Herman Frans Geeraard Vanderpoorten werd geboren te Lier op 25 augustus 1922 als zoon van de politicus Arthur Vanderpoorten, waardoor hij reeds als jongeling vertrouwd raakte met een progressief, sociaal-liberaal en Vlaams gedachtegoed. Bij het uitbreken van de oorlog in 1940 vluchtte het gezin naar Frankrijk maar enkel zijn vader, die intussen minister van Binnenlandse Zaken was geworden, bleef er bij de Belgische regering in ballingschap terwijl zijn vrouw en kinderen naar België terugkeerden. Hierdoor kon Herman Vanderpoorten zijn in 1939 aangevatte studies in de rechten aan de Gentse universiteit gewoon verder zetten. Aan de universiteit, waar hij zich aansloot bij het vrijzinnige Taalminnend Studentengenootschap ’t Zal Wel Gaan, maakte hij kennis met enkele toekomstige Vlaamse liberale kopstukken onder wie Frans Grootjans, Albert Maertens, Albert Claes en Karel Poma. Na de oorlog stapte hij in de politieke voetsporen van zijn vader, die in 1945 in het Duitse concentratiekamp van Bergen-Belsen was omgekomen. Van 1949 tot 1958 was hij Antwerps provincieraadslid, in 1961 werd hij verkozen tot volksvertegenwoordiger en in 1965 stapte hij over naar de Senaat waar hij tot zijn overlijden zetelde. Vanderpoorten bekleedde met gezag ook verschillende ministerposten. Hij was minister van Binnenlandse Zaken in de regering Vanden Boeynants-De Clercq (1966-1968), minister van Justitie in de regering Leburton (1973-1974), in de regering Tindemans-II (1974-1977) en in de regering Martens-III (1980) en daarenboven vice-eerste minister en minister voor Institutionele Hervormingen in deze laatste regering. In 1979 nam hij deel aan de eerste rechtstreekse Europese verkiezingen en zetelde in Straatsburg tot 1980. In 1983 werd hij door de koning benoemd tot minister van Staat.

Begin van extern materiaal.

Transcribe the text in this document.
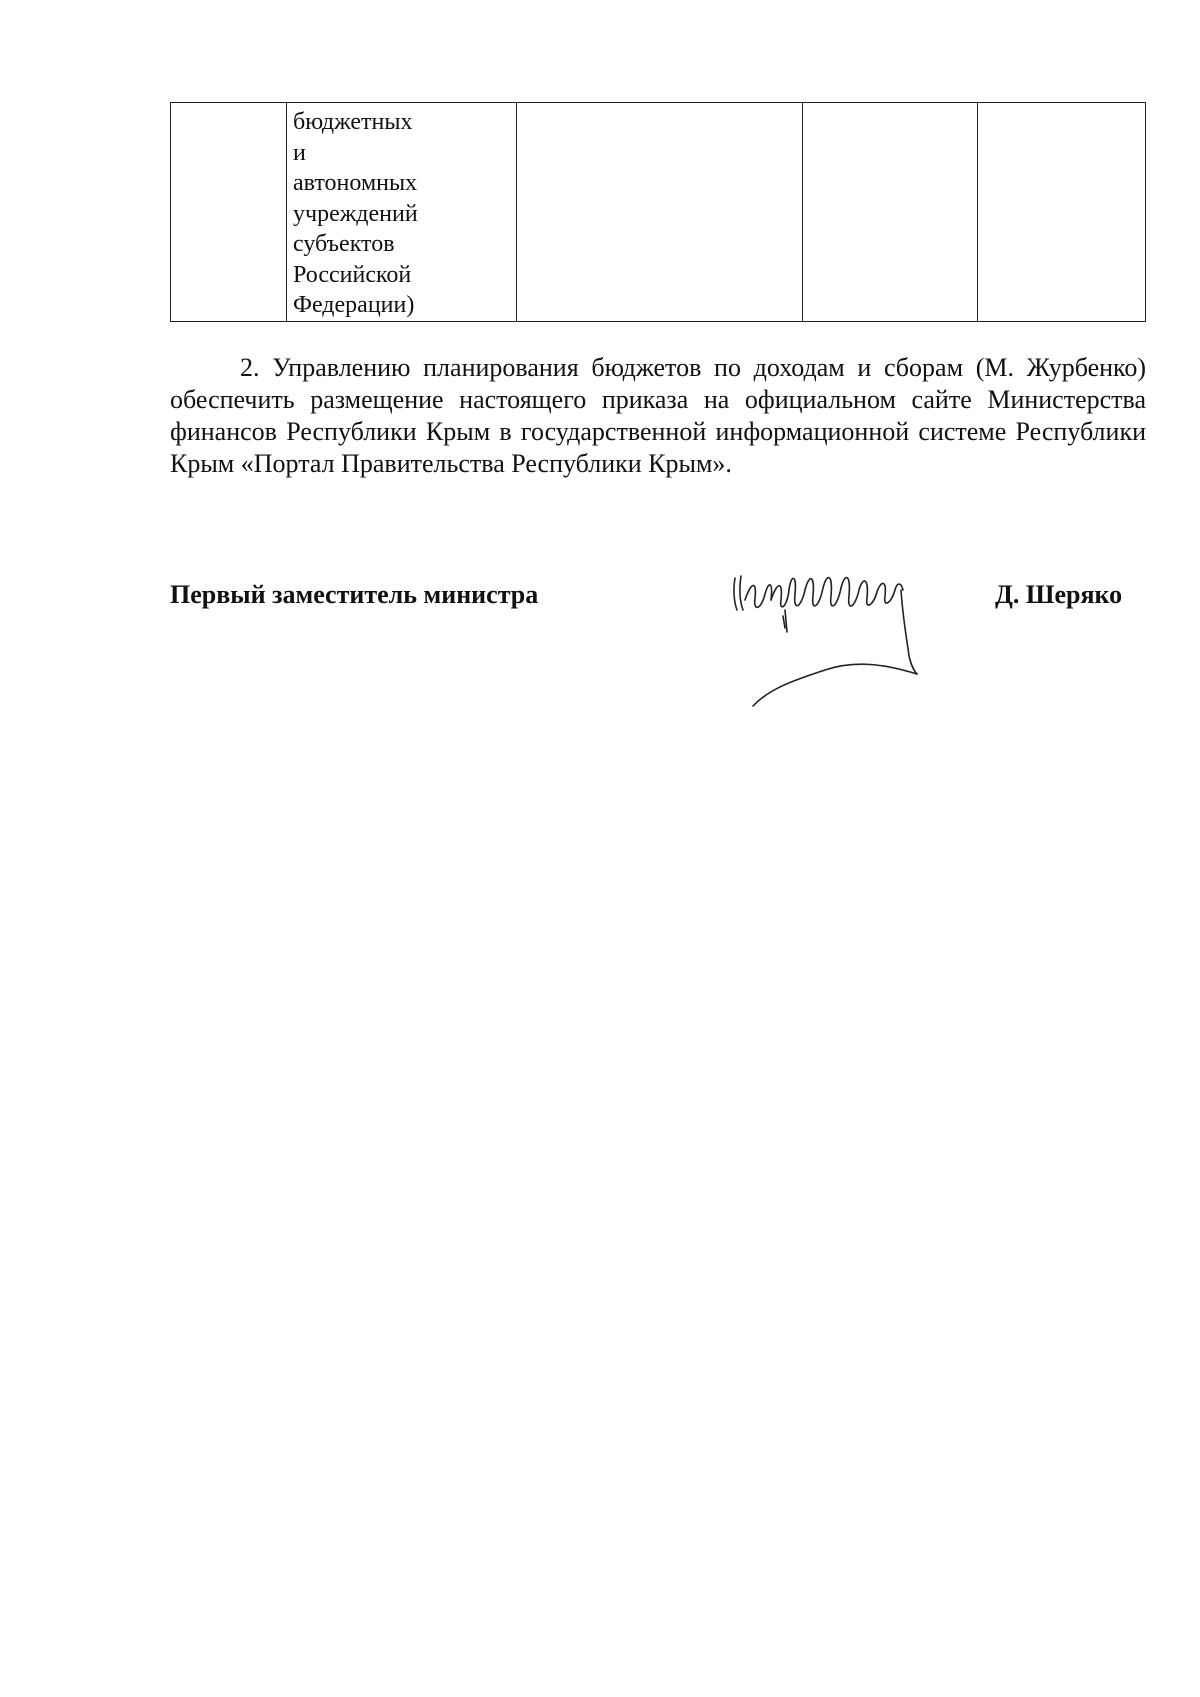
бюджетных
и
автономных
учреждений
субъектов
Российской
Федерации)

2. Управлению планирования бюджетов по доходам и сборам (М. Журбенко) обеспечить размещение настоящего приказа на официальном сайте Министерства финансов Республики Крым в государственной информационной системе Республики Крым «Портал Правительства Республики Крым».

Первый заместитель министра	Д. Шеряко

Het Liberaal Vlaams Verbond (LVV), dat door zijn vader door het interbellum werd geloodst, werd ook zijn uitvalbasis binnen de Liberale Partij. In 1949 werd hij verkozen tot ondervoorzitter van het LVV en van 1957 tot 1972 (met een onderbreking van 1967 tot 1968) was hij als LVV-voorzitter nauw betrokken bij de hervormingen van de partij. Hij steunde de vernieuwingsoperatie van Omer Vanaudenhove die de oude Liberale Partij omvormde tot de op levensbeschouwelijk vlak pluralistische PVV/PLP en hij werd lid van het partijbureau. Als boegbeeld van het LVV werd hij in de eerste plaats geconfronteerd met de communautaire tegenstellingen binnen de partij. De machtige Brusselse federatie speelde hierin ontegensprekelijk de rol van dwarsligger. Na het geforceerde Taalvergelijk van Luik van 1966 - een compromistekst waarin zowel de taalverhoudingen binnen de PVV/PLP als de partijvisie op de Belgische taalpolitiek werden beschreven - bleef deze federatie consequent obstructie plegen zodra een communautaire materie aan bod kwam. Zo kwam Vanderpoorten binnen de regering Vanden Boeynants-De Clercq onder meer bij de uitvoering van de taalwetten uit 1962 en 1963 (een materie waarvoor hij samen met Frans Grootjans bevoegd was) en bij de discussies over de taalgrens steevast onder vuur te liggen van zijn Franstalige partijgenoten uit Brussel. Bij de parlementsverkiezingen van 31 maart 1968 realiseerde de PVV/PLP niet de verhoopte zetelwinst. Vanaudenhove verstrengde hierop de unitaristische koers van de partij en de twee kandidaten van het LVV voor coöptatie in de Senaat, Karel Poma en Louis Waltniel, werden door het partijbestuur van de kandidatenlijst geschrapt. Na zwaar Vlaams protest kreeg Karel Poma onder druk van Herman Vanderpoorten, Frans Grootjans, Willy De Clercq en Albert Maertens dan toch een zetel in de Senaat. Door deze niet aflatende interne oppositie evolueerde de nochtans gematigde Vanderpoorten tot een vastberaden voorstander van de taalkundige splitsing van de partij. Samen met Grootjans en De Clercq werd hij dan ook een drijvende kracht achter de tweede grote partijhervorming: de oprichting van de Vlaamse PVV in 1972. De Clercq werd verkozen tot eerste voorzitter van de nieuwe PVV, Grootjans en Vanderpoorten deelden de functie van ondervoorzitter.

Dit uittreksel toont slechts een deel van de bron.